1. – Pois, nas obras de caridade devemos sobretudo imitar a Deus, conforme aquilo da Escritura. Sede imitadora de Deus, como filhos muito amados, e andai em caridade. Ora, Deus às vezes nos pune publicamente o pecado, sem ter precedido nenhuma advertência secreta. Logo, parece não ser necessário a advertência secreta preceder à pública.

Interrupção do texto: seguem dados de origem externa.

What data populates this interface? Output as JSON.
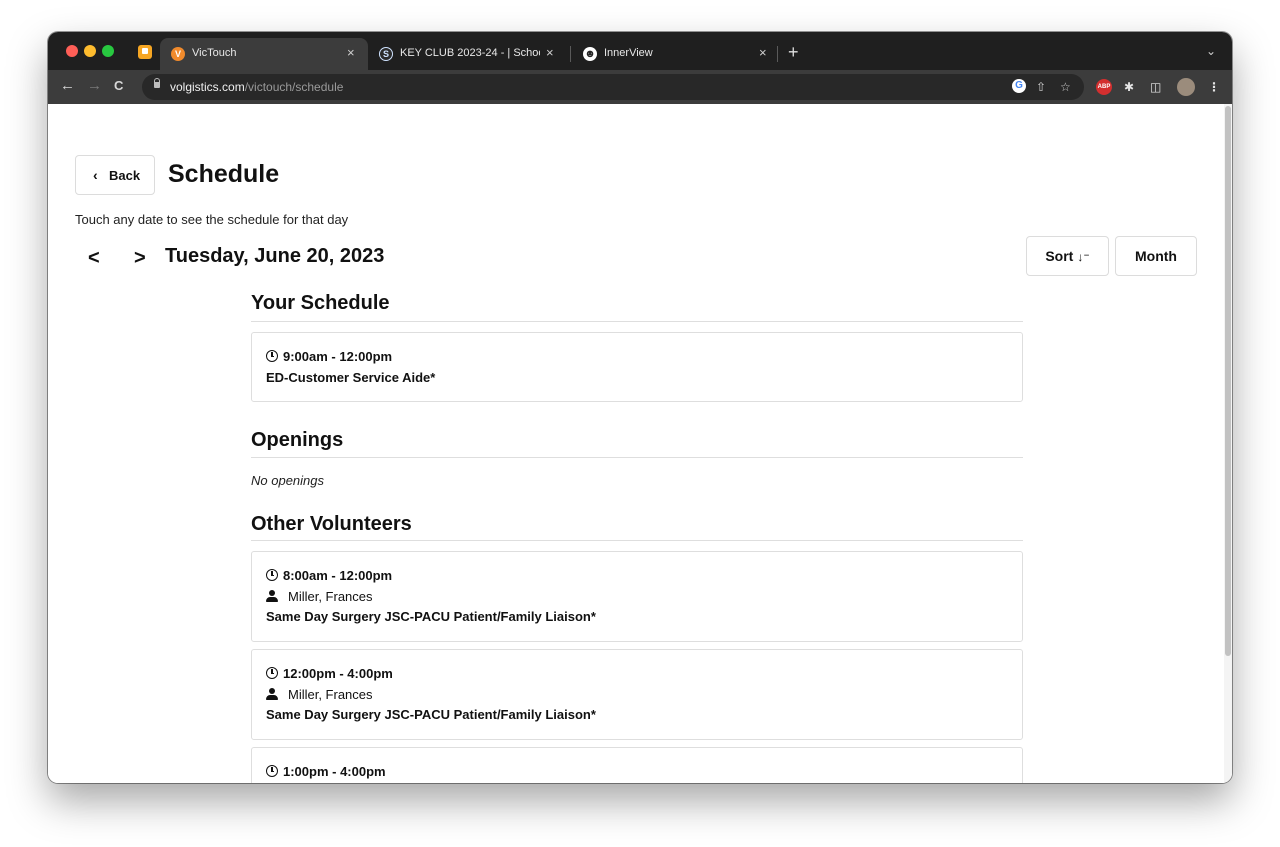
{
  "browser": {
    "tabs": [
      {
        "title": "VicTouch",
        "favicon": "V",
        "active": true
      },
      {
        "title": "KEY CLUB 2023-24 - | Schoolo",
        "favicon": "S",
        "active": false
      },
      {
        "title": "InnerView",
        "favicon": "☻",
        "active": false
      }
    ],
    "close_glyph": "×",
    "new_tab_glyph": "+",
    "url_host": "volgistics.com",
    "url_path": "/victouch/schedule",
    "nav": {
      "back": "←",
      "forward": "→",
      "reload": "C"
    }
  },
  "page": {
    "back_label": "Back",
    "title": "Schedule",
    "hint": "Touch any date to see the schedule for that day",
    "date": "Tuesday, June 20, 2023",
    "sort_label": "Sort",
    "month_label": "Month",
    "your_schedule": {
      "heading": "Your Schedule",
      "items": [
        {
          "time": "9:00am - 12:00pm",
          "role": "ED-Customer Service Aide*"
        }
      ]
    },
    "openings": {
      "heading": "Openings",
      "empty_text": "No openings"
    },
    "other_volunteers": {
      "heading": "Other Volunteers",
      "items": [
        {
          "time": "8:00am - 12:00pm",
          "person": "Miller, Frances",
          "role": "Same Day Surgery JSC-PACU Patient/Family Liaison*"
        },
        {
          "time": "12:00pm - 4:00pm",
          "person": "Miller, Frances",
          "role": "Same Day Surgery JSC-PACU Patient/Family Liaison*"
        },
        {
          "time": "1:00pm - 4:00pm"
        }
      ]
    }
  }
}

2. Demais. – Como diz Agostinho pelos atos dos Santos podemos conjecturar como devemos compreender os preceitos da Sagrada Escritura. Ora, esses atos nos mostram a repreensão pública do pecado oculto, não precedida de nenhuma advertência secreta. Assim, lemos na Escritura que José acusou seus irmãos perante seu pai de um enorme crime; e noutro lugar, que Pedro acusou publicamente a Ananias e Safira, por defraudarem ocultamente o preço de um campo, sem lhes ter feito antes nenhuma advertência secreta. E do próprio Senhor não se lê que tivesse admoestado secretamente ajudas, antes de tê-lo acusado publicamente. Logo, não é de necessidade de preceito a advertência secreta preceder à pública.

3. Demais. – Acusar é mais grave que repreender. Ora, podemos acusar a outrem publicamente sem haver precedido nenhuma advertência secreta. Pois, as Decretais determinam que à acusação só deve preceder o depoimento. Logo, parece não ser de necessidade de preceito a advertência secreta preceder à pública.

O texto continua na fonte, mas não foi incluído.